President Bush announced the attack in a four-minute television speech to the nation. “On my order, coalition forces have begun striking selected targets of military importance to undermine Saddam Hussein’s ability to wage war,” he said. “These are the opening stages of what will be a broad and concerted campaign.”

Minutes before the speech, an internal television monitor showed the president pumping his fist. “Feels good,” he said.

I’ve earlier noted how common adjusted sociopaths are in positions of authority? One staggeringly universal developmental pathology of sociopaths is that during childhood or adolescence (when they are not strong enough to torture other people), they apprentice with an unusual degree of animal torture. What was George Bush’s childhood like? How does he feel about killing?

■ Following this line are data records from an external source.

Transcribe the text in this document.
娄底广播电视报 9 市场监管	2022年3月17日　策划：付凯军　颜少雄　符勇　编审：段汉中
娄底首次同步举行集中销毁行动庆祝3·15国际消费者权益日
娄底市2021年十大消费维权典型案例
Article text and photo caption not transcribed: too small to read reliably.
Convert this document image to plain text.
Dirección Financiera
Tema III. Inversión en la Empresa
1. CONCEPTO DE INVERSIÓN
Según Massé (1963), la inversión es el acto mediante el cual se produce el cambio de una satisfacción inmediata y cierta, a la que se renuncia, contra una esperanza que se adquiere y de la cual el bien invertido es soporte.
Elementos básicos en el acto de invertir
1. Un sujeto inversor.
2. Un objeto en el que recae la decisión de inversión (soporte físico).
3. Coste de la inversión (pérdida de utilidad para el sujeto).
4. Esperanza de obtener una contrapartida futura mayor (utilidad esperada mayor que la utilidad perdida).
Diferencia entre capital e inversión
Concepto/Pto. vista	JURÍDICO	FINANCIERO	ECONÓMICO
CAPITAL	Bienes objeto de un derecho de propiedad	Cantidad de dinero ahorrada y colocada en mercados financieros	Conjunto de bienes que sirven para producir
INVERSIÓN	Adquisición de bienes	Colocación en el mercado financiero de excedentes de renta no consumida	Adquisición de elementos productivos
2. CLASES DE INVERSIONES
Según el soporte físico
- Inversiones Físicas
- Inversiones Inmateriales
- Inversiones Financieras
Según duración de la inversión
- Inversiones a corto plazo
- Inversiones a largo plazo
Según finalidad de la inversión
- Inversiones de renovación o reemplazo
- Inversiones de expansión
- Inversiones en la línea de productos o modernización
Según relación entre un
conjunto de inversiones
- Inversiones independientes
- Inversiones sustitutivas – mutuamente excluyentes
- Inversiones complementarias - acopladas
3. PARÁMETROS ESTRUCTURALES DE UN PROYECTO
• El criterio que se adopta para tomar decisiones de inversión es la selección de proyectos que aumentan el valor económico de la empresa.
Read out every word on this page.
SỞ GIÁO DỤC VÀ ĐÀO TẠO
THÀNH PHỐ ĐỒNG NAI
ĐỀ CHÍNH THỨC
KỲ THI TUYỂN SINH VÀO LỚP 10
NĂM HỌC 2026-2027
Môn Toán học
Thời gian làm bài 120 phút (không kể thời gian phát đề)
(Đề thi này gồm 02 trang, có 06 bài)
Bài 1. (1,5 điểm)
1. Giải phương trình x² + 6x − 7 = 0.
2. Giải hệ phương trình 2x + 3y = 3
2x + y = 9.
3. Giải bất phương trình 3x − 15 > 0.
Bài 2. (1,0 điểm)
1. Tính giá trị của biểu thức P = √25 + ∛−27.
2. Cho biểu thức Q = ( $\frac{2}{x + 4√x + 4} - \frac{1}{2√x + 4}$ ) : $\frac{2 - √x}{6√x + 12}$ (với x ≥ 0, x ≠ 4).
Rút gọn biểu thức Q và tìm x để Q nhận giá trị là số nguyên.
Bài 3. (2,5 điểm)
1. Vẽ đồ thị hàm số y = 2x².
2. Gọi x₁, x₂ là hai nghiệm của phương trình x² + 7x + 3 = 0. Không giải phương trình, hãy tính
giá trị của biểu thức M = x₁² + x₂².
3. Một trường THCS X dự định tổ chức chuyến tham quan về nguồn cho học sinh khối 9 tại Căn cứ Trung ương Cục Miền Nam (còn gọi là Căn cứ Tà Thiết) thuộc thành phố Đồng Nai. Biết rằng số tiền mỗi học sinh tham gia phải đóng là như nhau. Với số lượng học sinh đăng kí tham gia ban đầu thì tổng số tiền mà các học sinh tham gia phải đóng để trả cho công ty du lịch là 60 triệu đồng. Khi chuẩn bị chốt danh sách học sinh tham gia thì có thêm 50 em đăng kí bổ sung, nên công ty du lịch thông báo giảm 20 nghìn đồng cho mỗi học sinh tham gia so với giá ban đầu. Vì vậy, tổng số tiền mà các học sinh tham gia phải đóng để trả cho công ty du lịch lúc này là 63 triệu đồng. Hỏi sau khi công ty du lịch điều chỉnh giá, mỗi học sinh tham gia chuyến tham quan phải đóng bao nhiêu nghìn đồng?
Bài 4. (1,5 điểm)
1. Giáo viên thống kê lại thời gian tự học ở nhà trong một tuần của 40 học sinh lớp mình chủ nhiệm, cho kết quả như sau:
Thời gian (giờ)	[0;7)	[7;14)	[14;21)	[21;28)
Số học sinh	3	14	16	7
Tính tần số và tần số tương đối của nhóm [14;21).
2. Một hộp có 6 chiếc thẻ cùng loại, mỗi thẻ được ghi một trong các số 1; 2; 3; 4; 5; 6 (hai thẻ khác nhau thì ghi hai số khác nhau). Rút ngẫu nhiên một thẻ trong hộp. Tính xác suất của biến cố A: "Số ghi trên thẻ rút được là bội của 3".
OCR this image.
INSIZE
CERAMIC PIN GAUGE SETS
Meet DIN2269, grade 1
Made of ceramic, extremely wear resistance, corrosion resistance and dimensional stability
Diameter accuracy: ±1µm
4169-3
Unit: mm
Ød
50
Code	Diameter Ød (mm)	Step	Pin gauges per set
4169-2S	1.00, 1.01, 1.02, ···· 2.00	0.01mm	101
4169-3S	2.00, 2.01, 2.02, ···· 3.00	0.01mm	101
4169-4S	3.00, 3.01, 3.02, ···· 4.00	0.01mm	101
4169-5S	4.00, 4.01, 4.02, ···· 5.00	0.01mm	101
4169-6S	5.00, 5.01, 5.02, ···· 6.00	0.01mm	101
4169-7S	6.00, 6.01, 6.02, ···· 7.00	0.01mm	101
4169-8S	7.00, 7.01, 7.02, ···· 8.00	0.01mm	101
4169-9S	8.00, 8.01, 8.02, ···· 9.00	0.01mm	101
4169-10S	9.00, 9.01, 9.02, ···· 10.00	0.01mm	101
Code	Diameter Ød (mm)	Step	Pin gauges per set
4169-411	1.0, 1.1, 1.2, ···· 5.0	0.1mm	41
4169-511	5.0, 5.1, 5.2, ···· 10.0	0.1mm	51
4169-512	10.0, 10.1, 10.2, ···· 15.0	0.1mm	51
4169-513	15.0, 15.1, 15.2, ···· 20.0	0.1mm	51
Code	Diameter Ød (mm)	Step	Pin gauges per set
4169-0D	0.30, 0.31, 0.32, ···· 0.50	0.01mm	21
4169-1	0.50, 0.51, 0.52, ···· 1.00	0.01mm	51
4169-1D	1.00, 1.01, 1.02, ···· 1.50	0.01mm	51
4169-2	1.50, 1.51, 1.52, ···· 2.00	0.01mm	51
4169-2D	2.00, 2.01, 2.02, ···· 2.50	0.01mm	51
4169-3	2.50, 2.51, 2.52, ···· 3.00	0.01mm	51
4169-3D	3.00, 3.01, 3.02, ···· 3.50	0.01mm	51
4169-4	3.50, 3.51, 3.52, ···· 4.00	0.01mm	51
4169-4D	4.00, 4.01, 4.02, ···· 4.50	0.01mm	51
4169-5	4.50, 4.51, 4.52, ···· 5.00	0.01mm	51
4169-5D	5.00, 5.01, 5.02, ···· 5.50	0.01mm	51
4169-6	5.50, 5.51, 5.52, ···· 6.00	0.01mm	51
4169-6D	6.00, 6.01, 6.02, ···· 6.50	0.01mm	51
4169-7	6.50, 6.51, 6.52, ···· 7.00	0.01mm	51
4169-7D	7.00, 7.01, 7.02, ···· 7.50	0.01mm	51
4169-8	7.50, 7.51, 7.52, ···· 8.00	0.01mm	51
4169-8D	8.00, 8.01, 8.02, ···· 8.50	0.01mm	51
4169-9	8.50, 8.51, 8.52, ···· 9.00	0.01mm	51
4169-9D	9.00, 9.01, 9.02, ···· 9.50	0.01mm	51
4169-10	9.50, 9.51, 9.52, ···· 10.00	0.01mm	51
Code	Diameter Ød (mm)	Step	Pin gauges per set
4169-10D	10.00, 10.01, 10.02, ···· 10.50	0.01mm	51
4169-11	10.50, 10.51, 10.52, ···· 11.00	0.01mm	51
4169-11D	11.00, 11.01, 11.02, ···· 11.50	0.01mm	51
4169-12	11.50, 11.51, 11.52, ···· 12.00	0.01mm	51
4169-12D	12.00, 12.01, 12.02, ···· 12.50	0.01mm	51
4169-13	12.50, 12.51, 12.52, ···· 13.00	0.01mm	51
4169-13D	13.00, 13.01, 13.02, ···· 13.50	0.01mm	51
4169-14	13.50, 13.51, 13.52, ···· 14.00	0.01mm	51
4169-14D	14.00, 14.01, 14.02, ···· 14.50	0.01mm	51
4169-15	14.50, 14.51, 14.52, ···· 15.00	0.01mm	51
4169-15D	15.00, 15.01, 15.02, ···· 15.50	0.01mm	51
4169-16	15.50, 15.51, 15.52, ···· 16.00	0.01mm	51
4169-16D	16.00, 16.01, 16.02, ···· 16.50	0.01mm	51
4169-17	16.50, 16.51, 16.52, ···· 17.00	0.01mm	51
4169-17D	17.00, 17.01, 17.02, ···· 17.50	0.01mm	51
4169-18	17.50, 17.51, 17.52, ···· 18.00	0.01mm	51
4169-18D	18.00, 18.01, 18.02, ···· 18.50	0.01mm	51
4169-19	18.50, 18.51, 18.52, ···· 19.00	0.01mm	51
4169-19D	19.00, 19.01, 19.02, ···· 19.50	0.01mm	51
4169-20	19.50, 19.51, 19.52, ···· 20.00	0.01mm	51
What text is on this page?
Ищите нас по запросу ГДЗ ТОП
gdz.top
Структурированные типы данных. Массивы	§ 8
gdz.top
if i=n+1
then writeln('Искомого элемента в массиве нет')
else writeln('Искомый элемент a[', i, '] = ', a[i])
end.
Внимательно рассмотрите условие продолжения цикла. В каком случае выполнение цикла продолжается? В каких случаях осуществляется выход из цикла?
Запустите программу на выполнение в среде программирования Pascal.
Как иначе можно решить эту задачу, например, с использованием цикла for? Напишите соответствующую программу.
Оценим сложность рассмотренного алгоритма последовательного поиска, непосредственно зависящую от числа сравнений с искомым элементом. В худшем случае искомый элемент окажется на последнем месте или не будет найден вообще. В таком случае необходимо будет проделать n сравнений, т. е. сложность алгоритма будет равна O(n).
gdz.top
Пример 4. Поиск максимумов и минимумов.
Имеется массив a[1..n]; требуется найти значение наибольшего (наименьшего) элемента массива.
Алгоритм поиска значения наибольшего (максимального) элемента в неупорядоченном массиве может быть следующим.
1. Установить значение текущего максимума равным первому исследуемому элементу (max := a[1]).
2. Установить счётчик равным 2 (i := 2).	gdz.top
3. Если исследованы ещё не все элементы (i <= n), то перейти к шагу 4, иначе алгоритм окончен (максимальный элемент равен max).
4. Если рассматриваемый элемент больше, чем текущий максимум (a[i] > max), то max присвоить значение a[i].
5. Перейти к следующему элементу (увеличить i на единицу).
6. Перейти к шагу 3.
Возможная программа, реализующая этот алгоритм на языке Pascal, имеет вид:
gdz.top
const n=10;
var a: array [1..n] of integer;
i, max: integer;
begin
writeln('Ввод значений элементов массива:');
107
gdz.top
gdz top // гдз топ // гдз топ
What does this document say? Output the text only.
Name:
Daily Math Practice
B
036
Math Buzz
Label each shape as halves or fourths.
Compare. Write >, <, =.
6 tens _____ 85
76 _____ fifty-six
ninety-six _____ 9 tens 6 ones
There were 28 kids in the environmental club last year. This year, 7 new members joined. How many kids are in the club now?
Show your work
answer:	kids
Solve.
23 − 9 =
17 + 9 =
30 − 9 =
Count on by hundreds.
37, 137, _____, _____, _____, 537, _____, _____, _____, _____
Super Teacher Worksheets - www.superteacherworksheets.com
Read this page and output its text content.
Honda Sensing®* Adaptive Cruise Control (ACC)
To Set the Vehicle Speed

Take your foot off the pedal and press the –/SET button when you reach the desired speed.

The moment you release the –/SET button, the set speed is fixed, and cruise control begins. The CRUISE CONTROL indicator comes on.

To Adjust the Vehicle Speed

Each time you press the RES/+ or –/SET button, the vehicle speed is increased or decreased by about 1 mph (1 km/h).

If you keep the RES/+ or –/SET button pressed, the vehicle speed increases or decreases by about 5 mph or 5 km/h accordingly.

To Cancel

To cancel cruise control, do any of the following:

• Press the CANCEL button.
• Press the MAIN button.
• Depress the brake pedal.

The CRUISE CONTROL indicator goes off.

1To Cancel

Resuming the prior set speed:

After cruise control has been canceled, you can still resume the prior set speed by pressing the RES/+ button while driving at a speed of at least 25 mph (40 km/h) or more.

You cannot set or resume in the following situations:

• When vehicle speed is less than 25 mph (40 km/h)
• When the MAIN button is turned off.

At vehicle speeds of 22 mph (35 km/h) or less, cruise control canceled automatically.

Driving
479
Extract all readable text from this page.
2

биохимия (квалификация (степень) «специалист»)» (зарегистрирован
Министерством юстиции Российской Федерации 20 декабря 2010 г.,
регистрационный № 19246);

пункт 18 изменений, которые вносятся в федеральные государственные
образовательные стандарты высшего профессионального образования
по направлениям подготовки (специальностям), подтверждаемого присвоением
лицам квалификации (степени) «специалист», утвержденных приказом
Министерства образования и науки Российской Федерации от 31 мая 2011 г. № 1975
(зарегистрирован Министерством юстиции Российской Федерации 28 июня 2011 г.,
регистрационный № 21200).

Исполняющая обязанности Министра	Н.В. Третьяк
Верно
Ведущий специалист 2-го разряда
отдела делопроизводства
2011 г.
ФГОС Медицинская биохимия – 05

As a kid [he] put firecrackers in frogs and threw them into the air to watch them explode. He cracked himself up in an interview with Talk magazine by mocking a woman on death row whose cries for mercy he scorned, screwing up his face and saying, “Please don’t kill me!” in an impersonation of the deceased.

He presided over more executions as governor of Texas than any governor since capital punishment was legalized. His own people said he never spent more than 15 minutes deliberating over whether to sign the order to kill. This included at least one case in which the public defender slept during the trial, and many other cases in which the court-appointed lawyers obviously just took the money and ran, leaving their clients to the mercy of a vicious and corrupt system.

This is a man who enjoys killing. He is totally in his element when it comes to killing. Everyone is different. This is the way he is.

3 Responses

  1. Anonymous says:

    Speaking of pathology of sociopaths…

    Amnesty International: 1 in 4 Irish are Mentall Ill

    “Although one in four Irish people are affected by mental ill health, and although Ireland has ratified a UN covenant recognising ‘the right of everyone to the enjoyment of the highest attainable standard of… mental health,’ the state of mental health care in Ireland today is shameful,’ said Sean Love, Director of Amnesty International’s Irish Section.

  2. Evil Nose says:

    Actually, I think the statistics generally accepted are that one in four people everywhere are considered to experience some form of mental illness during their lifetime, not just the Irish.

    There was a comedian a few years back who even quoted this in her routine. “Think of your three best friends. If they’re ok, than it’s you.”

  3. mike says:

    Good point! What percentage of mental illness does Rogewr consider normative within a societal group?

    Perspectives on infant mental health from Israel: The case of changes in collective sleeping on the kibbutz
    http://psy.hevra.haifa.ac.il/~childdev/perspectives_on_infant_mental_he.htm
    Collective sleeping of infants and young children on the Israeli kibbutz, which involved separations between young children and their parents at bed time as well as unavailability of parents during the night, has been in practice for many decades until the recent past. Collective sleeping departed markedly from sleeping arrangements common in most cultures and violated well-accepted child rearing norms. This paper reviews research that points to collective sleeping of infants and young children as a risk factor in terms of the security of their attachments to their mothers and the intergenerational transmission of attachment. The broader infant mental health implications of the communal sleeping “story” are discussed, with a special emphasis on cultural “blind spots” regarding practices concerning infants, the central place of attachment-related protection and survival themes in the recent abandonment of collective sleeping, and implications for research.